Friday, 14 Jan 2011

Written by Rabbi Dr Michael Shire

Parashat Beshallach – Shabbat Shirah

In memoriam Deborah Lyn Friedman z’l (1951-2011)

 We have been singing to God for at least 3,200 years if the song in this week’s Torah portion is anything to go by. From the earliest times, music has been an integral form of Hebrew and Jewish worship exclaiming God’s power and majesty and expressing the human desire for transcendence and meaning. At the crucial moment of deliverance from the Egyptians pursuing them, the Israelites first led by Moses and then by Miriam break out in song in thankfulness and joy. Moses’ song (Exodus 15: 1-19), though scholars think now written by Miriam, is full of military victory and triumph reflecting a theology of the one God battling and overcoming an Egyptian god: No God can be like our God who can do such miraculous things. We take this line of poetry repeated in biblical parallelism ‘Mi chamocha…’ and incorporate it into our shacharit prayers. Noting that the song is sung in the 1st person singular, some pause before reciting it to recall those personal obstacles overcome through the week to be followed by this song of gratitude. Moses’ song is then followed by Miriam the Prophetess taking up her timbrel and dancing with the women. V’ta’an lahem Miriam (Exodus 15: 21)  Miriam chants on their behalf expressing the praise for God that all feel at this moment of redemption.

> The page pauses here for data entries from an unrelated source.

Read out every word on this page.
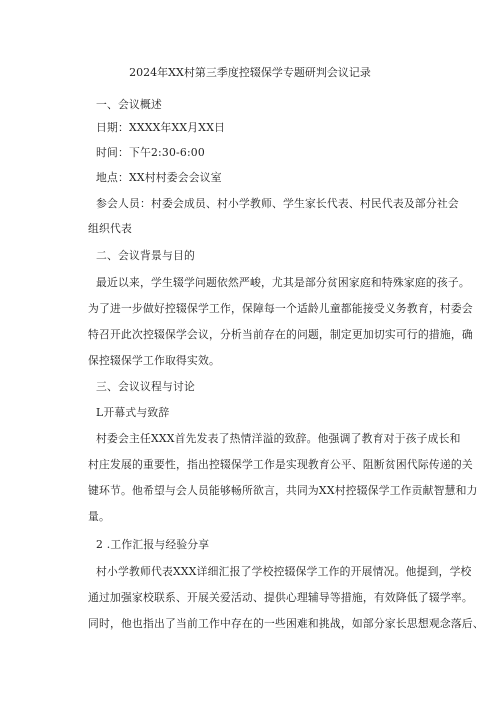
2024年XX村第三季度控辍保学专题研判会议记录
一、会议概述
日期：XXXX年XX月XX日
时间：下午2:30-6:00
地点：XX村村委会会议室
参会人员：村委会成员、村小学教师、学生家长代表、村民代表及部分社会
组织代表
二、会议背景与目的
最近以来，学生辍学问题依然严峻，尤其是部分贫困家庭和特殊家庭的孩子。
为了进一步做好控辍保学工作，保障每一个适龄儿童都能接受义务教育，村委会
特召开此次控辍保学会议，分析当前存在的问题，制定更加切实可行的措施，确
保控辍保学工作取得实效。
三、会议议程与讨论
L开幕式与致辞
村委会主任XXX首先发表了热情洋溢的致辞。他强调了教育对于孩子成长和
村庄发展的重要性，指出控辍保学工作是实现教育公平、阻断贫困代际传递的关
键环节。他希望与会人员能够畅所欲言，共同为XX村控辍保学工作贡献智慧和力
量。
2 .工作汇报与经验分享
村小学教师代表XXX详细汇报了学校控辍保学工作的开展情况。他提到，学校
通过加强家校联系、开展关爱活动、提供心理辅导等措施，有效降低了辍学率。
同时，他也指出了当前工作中存在的一些困难和挑战，如部分家长思想观念落后、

 Our Haftarah carries on this theme again with an ancient song ascribed to Deborah the Prophetess (Judges 5:1-31) who together with Barak sings aloud for the redemption of the People and in praise of a delivering God. It is not surprising that this Shabbat is named Shabbat Shirah. Tragically it is the week in which our world renowned Reform Jewish composer and singer Debbie Friedman died at the age of 59 with much more of her music still within her. Debbie’s compositions however have touched generations of Reform and Liberal Jews in all corners of the globe. She was able with her guitar to express praise to God through her melodies and Hebrew and English words many of which were poetic interpretations of biblical verses and liturgical prayers. Whether it is Miriam’s song or the Angels’ song or Mi Sheberach, her attempts to contemporise ancient expressions of exaltation and jubilation enable all of us today to sing again a new song to God.

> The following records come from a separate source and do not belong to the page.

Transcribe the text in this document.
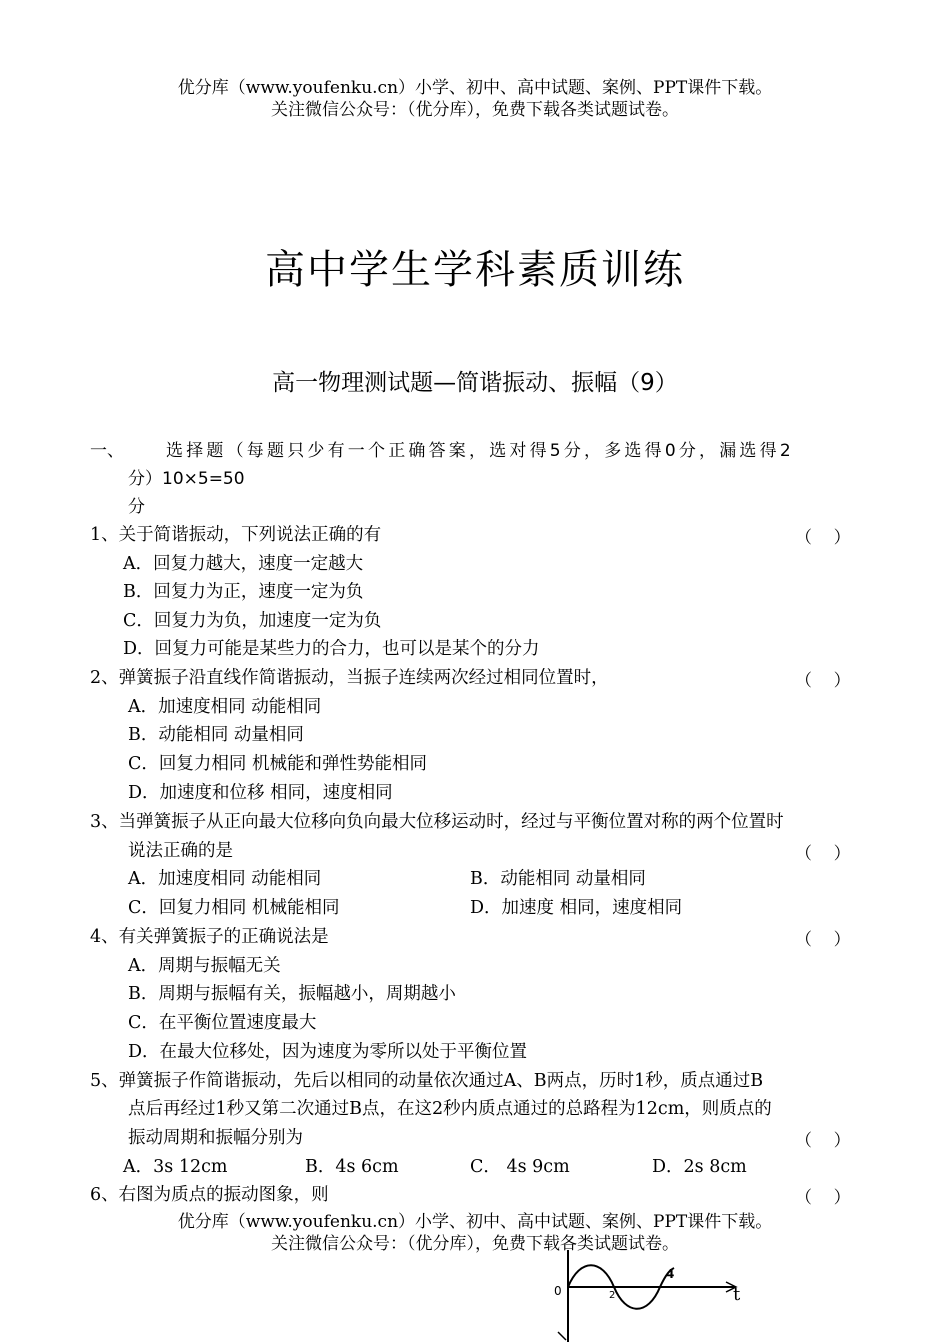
优分库（www.youfenku.cn）小学、初中、高中试题、案例、PPT课件下载。
关注微信公众号：（优分库），免费下载各类试题试卷。
高中学生学科素质训练
高一物理测试题—简谐振动、振幅（9）
一、 选择题（每题只少有一个正确答案，选对得5分，多选得0分，漏选得2
分）10×5=50
分
1、关于简谐振动，下列说法正确的有	（    ）
A．回复力越大，速度一定越大
B．回复力为正，速度一定为负
C．回复力为负，加速度一定为负
D．回复力可能是某些力的合力，也可以是某个的分力
2、弹簧振子沿直线作简谐振动，当振子连续两次经过相同位置时，	（    ）
A．加速度相同 动能相同
B．动能相同 动量相同
C．回复力相同 机械能和弹性势能相同
D．加速度和位移 相同，速度相同
3、当弹簧振子从正向最大位移向负向最大位移运动时，经过与平衡位置对称的两个位置时
说法正确的是	（    ）
A．加速度相同 动能相同	B．动能相同 动量相同
C．回复力相同 机械能相同	D．加速度 相同，速度相同
4、有关弹簧振子的正确说法是	（    ）
A．周期与振幅无关
B．周期与振幅有关，振幅越小，周期越小
C．在平衡位置速度最大
D．在最大位移处，因为速度为零所以处于平衡位置
5、弹簧振子作简谐振动，先后以相同的动量依次通过A、B两点，历时1秒，质点通过B
点后再经过1秒又第二次通过B点，在这2秒内质点通过的总路程为12cm，则质点的
振动周期和振幅分别为	（    ）
A．3s 12cm	B．4s 6cm	C． 4s 9cm	D．2s 8cm
6、右图为质点的振动图象，则	（    ）
0	2
4
t
优分库（www.youfenku.cn）小学、初中、高中试题、案例、PPT课件下载。
关注微信公众号：（优分库），免费下载各类试题试卷。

It is no coincidence that the ancient women who led us in song are described as prophetesses. The rabbis ask, what is it that Miriam prophesied while Deborah is noted for her judgements rather than her prophecy. For some, Debbie Friedman was ‘just’ a singer. What we learn from our parasha and haftarah is that redemption is sealed with our songs of praise. Too often the People complain or fear the miracles or the Revelation in the wilderness but the moment of true appreciation, true understanding of God’s role in history is when music enables the souls to reach pure exaltation and transcend body and mind. Prophets lead us in identifying and marking those moments for us as individuals and for us as a People. Maimonides understood prophecy as the ability to discern the divine elements in the universe distinct from the ‘noise’ of the everyday.  The ‘noise’ is random and chaotic but music joins sounds together in patterns creating harmony and beauty that resonates with the soul’s vibrations.

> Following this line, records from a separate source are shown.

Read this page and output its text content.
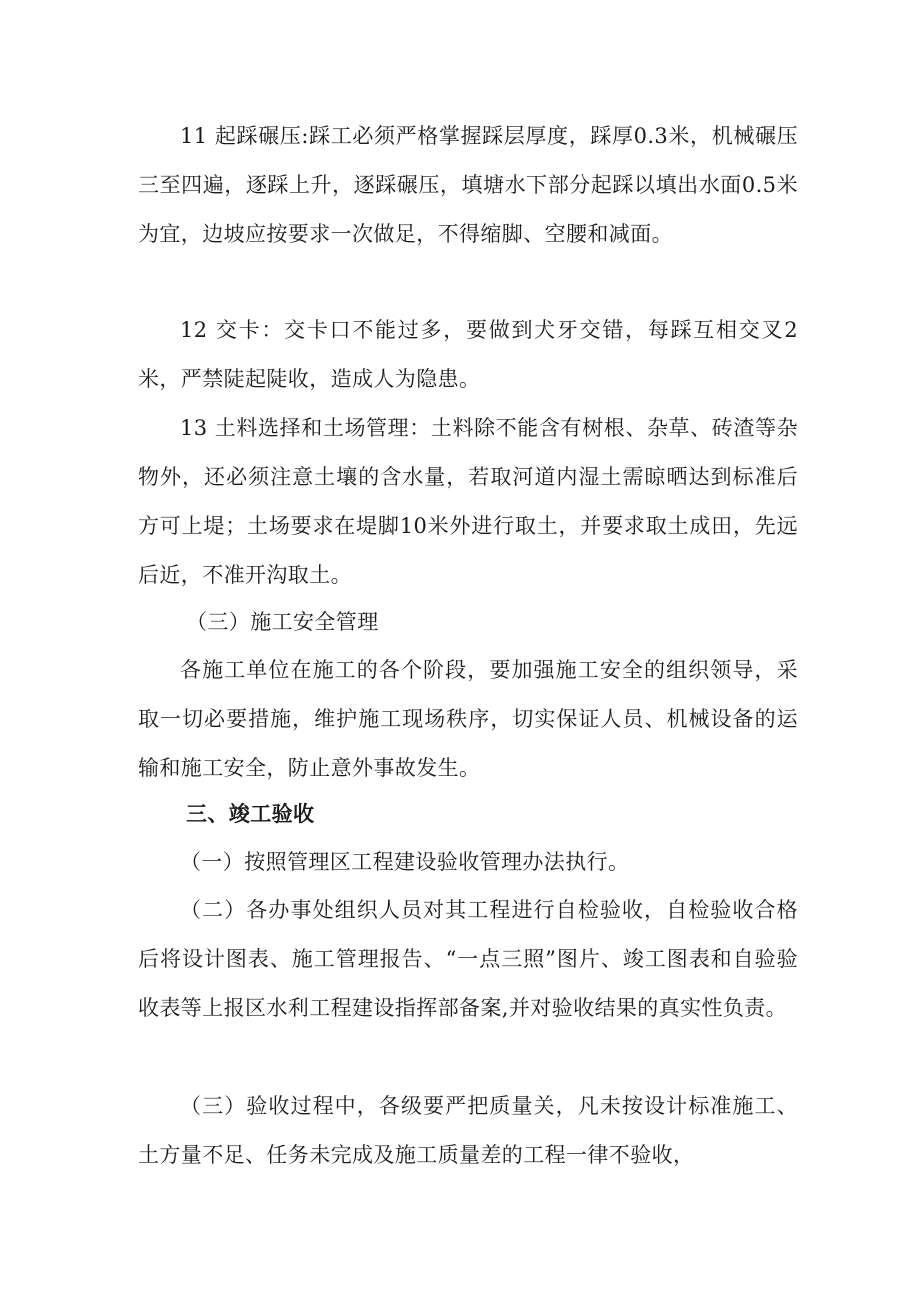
11 起踩碾压:踩工必须严格掌握踩层厚度，踩厚0.3米，机械碾压三至四遍，逐踩上升，逐踩碾压，填塘水下部分起踩以填出水面0.5米为宜，边坡应按要求一次做足，不得缩脚、空腰和减面。

12 交卡：交卡口不能过多，要做到犬牙交错，每踩互相交叉2米，严禁陡起陡收，造成人为隐患。

13 土料选择和土场管理：土料除不能含有树根、杂草、砖渣等杂物外，还必须注意土壤的含水量，若取河道内湿土需晾晒达到标准后方可上堤；土场要求在堤脚10米外进行取土，并要求取土成田，先远后近，不准开沟取土。

（三）施工安全管理

各施工单位在施工的各个阶段，要加强施工安全的组织领导，采取一切必要措施，维护施工现场秩序，切实保证人员、机械设备的运输和施工安全，防止意外事故发生。

三、竣工验收

（一）按照管理区工程建设验收管理办法执行。

（二）各办事处组织人员对其工程进行自检验收，自检验收合格后将设计图表、施工管理报告、“一点三照”图片、竣工图表和自验验收表等上报区水利工程建设指挥部备案,并对验收结果的真实性负责。

（三）验收过程中，各级要严把质量关，凡未按设计标准施工、土方量不足、任务未完成及施工质量差的工程一律不验收，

The prophetesses of Israel including Miriam, Deborah and Debbie Friedman singing to God and encouraging and enabling us to sing our ancient words with new meaning bring us to an encounter with the Divine. The meaning we make of our lives is the work of redemption in order that we can affirm God’s purpose for us and dedicate ourselves anew to the daily and weekly tasks of improving and repairing our world.

It is with a song that the world will be redeemed.

And the women dancing with their timbrels,
followed Miriam as she sang her song,
sing a song to the One whom we’ve exalted,
Miriam and the women danced and danced the whole night long
And Miriam was a weaver of unique variety
the tapestry she wove was one which sang our history.
With every strand and every thread she crafted her delight!
A woman touched with spirit, she dances toward the light
When Miriam stood upon the shores and gazed across the sea
the wonder of this miracle she soon came to believe.
Whoever thought the sea would part with an outstretched hand
and we would pass to freedom and march to the promised land!
And Miriam the prophet took her timbrel in her hand,
and all the women followed her just as she had planned,
and Miriam raised her voice in song-
She sang with praise and might
We’ve just lived through a miracle: We’re going to dance tonight!!


(From the album Songs Of The Spirit: The Debbie Friedman Anthology)


Rabbi Dr Michael Shire

January 2011

The views expressed in this D’var Torah do not necessarily reflect the position of Leo Baeck College.